The old adage "less is more" has seemingly taken on new meaning for money manager Globalt Inc. of Atlanta. This year, the firm known for its management of stocks of U.S. companies with sizable foreign exposure, began offering a new twist. It's called the "20 Best" Concentrated Portfolio, and it's a distilled version of its familiar style.
With this new strategy, Globalt picks about 20 of the most timely stock investments from its equity universe. These would be seen as world-class market leaders whose stock provides relative value. According to Globalt, market leadership has been steadily narrowing over the last several years. Thus, Globalt expects its "20 Best" portfolio to outperform by honing in on a limited number of choice stocks in various sectors. Some stock holdings at the moment include: Applied Materials, American Express Co., Bristol-Myers Squibb Co., American International Group and Cisco Systems.
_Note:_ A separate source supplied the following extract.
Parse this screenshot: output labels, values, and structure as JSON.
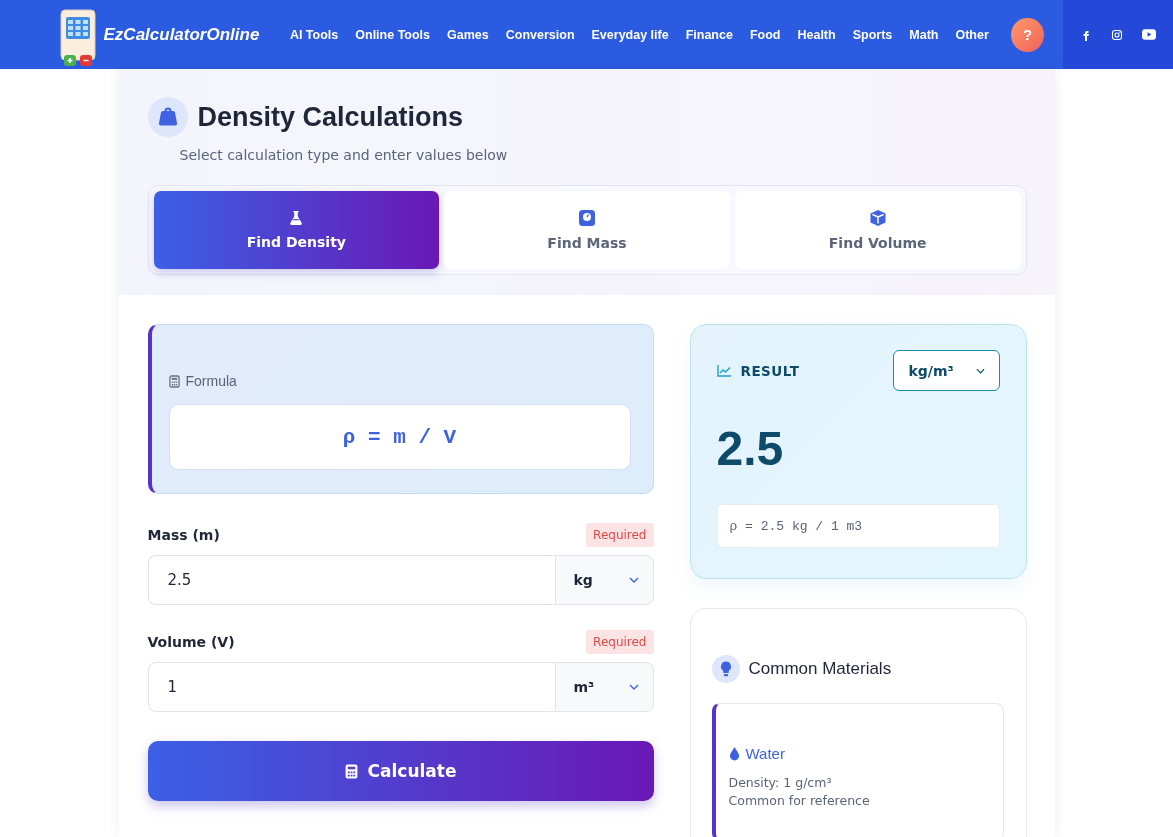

Of course, this limited portfolio could swing down as well as up. As Mr. Allen concedes, it "typically amplifies returns up or down. But we are calculating that, over time, our analysis will be correct and we will have more up amplitude than down," and the portfolio will outperform "the benchmark, which is typically the Russell 1000 Growth index or the S&P 500," he said.
Although the product debuted Jan. 1, Globalt began actively marketing it in the third quarter. Mr. Allen said this may be most attractive to "relatively large investors who would view this (as part of) multiple manager arrangements." It also could be married "to a portfolio whose core is indexed to try to provide higher alpha against that indexed core."